Wild onions are hardy plants that grow well in a variety of conditions, from dry, sun-soaked meadows to damp, dense forests and even marshlands.
They’re also deliberately grown in gardens as a replacement for leeks or chives, or sometimes as a replacement for typical onions entirely!
Pretty much wherever you go, there’s a better than average chance you’ll find wild onions if you look hard enough, and you probably won’t have to look very hard at all.
Any Health Issues to Worry About When Eating Wild Onion?
Yes, a few specific ones and a few nonspecific ones. First and foremost, if you’re forced to rely on wild onions predominantly in a long-term survival situation, you’re going to have problems because they are nowhere near nutritionally complete and they don’t provide very many calories…
Also, one issue applicable to all raw fruits and vegetables of any kind is the presence of foodborne germs, both ones that can cause food poisoning and others that might be far worse.

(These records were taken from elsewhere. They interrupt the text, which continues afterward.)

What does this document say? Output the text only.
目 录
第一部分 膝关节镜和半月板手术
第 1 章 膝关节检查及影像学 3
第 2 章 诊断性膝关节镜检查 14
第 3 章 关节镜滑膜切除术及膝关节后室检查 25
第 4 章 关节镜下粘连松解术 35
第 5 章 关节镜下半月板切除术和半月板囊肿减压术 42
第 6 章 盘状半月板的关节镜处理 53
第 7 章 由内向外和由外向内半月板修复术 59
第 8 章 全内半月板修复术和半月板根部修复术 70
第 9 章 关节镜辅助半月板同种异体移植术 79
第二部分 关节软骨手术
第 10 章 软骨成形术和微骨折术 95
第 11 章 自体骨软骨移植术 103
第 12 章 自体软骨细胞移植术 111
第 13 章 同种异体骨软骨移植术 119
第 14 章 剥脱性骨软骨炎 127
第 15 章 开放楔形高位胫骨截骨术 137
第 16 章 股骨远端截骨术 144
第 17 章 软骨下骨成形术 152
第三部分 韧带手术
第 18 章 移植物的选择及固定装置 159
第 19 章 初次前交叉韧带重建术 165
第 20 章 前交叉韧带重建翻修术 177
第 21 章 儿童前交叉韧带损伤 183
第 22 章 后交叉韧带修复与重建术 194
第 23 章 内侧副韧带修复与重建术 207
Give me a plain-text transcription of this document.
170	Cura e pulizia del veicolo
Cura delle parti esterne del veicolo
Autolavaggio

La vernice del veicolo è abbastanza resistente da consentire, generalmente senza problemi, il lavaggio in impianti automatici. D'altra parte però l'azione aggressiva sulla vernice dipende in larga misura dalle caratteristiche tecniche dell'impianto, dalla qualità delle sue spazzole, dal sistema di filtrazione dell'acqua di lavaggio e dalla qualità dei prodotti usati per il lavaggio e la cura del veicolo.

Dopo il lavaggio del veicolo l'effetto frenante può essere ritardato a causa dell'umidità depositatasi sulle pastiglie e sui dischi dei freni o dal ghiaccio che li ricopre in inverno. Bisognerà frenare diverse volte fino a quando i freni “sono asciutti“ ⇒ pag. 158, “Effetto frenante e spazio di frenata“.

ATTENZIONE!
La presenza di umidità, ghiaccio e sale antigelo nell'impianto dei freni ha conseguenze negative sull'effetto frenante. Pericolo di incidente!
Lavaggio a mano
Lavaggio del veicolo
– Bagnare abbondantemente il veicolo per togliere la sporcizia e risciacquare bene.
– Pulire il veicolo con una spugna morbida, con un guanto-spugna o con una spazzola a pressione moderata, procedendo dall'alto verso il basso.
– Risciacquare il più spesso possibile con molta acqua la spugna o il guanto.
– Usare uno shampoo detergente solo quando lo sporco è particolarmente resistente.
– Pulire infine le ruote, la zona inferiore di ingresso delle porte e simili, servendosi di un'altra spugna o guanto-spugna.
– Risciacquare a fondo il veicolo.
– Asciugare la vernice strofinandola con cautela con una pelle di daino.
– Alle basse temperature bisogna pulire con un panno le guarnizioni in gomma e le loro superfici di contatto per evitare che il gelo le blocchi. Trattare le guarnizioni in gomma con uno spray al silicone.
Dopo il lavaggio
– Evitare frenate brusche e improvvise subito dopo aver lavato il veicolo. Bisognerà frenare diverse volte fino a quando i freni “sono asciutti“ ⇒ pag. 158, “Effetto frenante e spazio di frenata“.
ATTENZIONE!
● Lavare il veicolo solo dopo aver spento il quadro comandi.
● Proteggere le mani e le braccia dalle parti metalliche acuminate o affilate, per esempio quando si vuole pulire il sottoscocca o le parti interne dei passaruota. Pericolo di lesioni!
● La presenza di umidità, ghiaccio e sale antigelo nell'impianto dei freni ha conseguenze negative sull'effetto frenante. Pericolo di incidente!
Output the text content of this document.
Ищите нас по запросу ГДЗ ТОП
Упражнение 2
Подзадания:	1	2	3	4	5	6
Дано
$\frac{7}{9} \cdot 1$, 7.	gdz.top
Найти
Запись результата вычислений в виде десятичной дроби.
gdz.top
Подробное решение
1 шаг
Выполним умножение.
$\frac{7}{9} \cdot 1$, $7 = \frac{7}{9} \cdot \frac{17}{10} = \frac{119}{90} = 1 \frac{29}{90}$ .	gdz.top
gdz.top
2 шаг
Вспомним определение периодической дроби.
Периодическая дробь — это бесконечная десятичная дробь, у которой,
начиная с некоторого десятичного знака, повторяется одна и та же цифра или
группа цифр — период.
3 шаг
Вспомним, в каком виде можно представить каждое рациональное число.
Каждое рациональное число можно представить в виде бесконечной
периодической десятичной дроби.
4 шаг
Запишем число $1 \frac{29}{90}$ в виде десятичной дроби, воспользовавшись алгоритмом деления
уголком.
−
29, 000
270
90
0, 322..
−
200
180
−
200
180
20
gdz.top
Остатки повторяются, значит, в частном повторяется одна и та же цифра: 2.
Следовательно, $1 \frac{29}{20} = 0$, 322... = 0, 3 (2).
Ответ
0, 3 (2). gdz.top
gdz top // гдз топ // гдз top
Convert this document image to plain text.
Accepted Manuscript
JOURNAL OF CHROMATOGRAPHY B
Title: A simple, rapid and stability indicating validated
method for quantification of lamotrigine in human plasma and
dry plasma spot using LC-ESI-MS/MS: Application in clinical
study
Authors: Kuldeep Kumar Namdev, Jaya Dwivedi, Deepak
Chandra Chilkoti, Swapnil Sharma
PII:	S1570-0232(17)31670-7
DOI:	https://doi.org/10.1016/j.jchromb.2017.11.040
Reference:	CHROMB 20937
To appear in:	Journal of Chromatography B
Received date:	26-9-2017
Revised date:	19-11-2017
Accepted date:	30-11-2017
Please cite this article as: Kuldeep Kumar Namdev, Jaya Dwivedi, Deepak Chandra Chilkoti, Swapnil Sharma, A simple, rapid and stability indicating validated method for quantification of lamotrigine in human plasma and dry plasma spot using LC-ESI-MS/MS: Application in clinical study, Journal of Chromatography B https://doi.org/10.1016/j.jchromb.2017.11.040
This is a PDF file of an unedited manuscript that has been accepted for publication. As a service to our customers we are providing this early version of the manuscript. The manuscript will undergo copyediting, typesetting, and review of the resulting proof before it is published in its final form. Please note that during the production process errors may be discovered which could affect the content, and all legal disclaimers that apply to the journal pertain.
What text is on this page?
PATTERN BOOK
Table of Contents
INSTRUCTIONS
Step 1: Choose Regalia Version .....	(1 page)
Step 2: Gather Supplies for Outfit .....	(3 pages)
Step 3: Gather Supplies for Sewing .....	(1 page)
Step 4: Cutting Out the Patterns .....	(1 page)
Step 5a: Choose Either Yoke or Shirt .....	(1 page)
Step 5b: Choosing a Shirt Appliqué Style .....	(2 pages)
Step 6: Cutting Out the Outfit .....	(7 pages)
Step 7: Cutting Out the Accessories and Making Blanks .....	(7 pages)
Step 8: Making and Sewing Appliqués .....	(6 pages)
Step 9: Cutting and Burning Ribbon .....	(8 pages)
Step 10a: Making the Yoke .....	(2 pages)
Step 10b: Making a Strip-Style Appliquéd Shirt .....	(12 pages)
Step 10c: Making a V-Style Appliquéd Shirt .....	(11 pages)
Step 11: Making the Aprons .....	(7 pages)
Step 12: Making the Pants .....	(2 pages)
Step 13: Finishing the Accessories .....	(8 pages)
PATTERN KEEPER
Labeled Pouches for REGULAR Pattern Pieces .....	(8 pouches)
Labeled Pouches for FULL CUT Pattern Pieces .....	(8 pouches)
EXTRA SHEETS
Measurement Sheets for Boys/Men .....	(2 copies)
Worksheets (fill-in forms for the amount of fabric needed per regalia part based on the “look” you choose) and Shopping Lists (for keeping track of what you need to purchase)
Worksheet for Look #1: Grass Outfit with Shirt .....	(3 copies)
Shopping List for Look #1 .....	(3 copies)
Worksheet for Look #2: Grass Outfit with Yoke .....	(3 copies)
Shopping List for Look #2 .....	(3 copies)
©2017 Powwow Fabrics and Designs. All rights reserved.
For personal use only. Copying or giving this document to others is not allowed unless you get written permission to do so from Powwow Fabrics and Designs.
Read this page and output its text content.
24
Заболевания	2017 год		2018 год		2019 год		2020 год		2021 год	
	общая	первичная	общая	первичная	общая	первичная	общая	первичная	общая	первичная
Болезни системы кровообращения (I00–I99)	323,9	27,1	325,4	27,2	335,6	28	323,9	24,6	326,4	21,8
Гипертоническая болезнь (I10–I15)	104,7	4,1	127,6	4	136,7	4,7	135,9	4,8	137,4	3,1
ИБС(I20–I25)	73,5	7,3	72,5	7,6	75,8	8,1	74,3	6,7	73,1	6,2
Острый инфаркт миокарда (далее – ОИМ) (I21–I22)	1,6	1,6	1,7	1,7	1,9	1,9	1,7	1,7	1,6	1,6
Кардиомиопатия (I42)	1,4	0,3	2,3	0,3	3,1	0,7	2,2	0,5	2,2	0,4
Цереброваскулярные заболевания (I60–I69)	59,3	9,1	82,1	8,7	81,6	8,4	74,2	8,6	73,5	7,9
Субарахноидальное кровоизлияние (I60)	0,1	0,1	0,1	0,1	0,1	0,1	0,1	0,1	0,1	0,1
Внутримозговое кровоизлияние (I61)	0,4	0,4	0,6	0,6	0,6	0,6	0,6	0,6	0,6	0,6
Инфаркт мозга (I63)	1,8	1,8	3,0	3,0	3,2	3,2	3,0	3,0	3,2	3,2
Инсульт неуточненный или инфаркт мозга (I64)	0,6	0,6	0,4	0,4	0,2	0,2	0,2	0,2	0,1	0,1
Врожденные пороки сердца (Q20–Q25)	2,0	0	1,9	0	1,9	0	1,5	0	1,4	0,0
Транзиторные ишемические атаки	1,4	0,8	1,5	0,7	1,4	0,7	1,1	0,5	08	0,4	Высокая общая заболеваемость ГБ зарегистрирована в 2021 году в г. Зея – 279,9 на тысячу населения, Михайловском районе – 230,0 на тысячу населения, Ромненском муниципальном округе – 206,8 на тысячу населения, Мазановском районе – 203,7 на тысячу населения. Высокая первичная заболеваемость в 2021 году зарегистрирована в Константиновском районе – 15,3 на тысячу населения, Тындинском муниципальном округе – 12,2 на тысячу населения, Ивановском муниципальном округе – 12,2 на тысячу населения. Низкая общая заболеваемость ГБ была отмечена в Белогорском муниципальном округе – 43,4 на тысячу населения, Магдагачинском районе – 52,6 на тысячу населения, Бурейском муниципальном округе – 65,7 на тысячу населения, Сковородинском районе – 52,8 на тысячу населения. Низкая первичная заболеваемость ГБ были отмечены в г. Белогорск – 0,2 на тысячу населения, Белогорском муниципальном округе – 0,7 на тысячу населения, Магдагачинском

Although food poisoning is rarely cause for alarm in our modern society when help is only minutes away in the form of expert care or medicine, it could take on a terrifying new light in the middle of a survival situation.
Cramping, diarrhea, vomiting, and the like can quickly deplete your body’s water and electrolyte levels, and potentially finish you off if you’re already sick or injured.
Because of this, cooking your wild onions is always a good idea if you can, or endeavor to wash them at the very least.
Lastly, onions, more than most other veggies, have a tendency to cause allergic reactions in sensitive people.
This reaction has all the hallmarks of other food allergies, including swelling, itching, sweating, impaired vision, rapid breathing, and potentially even anaphylactic shock.
There is no way to know unless you get tested, have prior experience handling or eating wild onions, or just roll the dice and then experience the reaction. The point is, it’s best to know ahead of time!
None of this should put you off of eating wild onions so long as you have positively identified them, though.
In the end, wild onions are one of the most common and safe edibles you can find, especially if you’re going to eat them raw.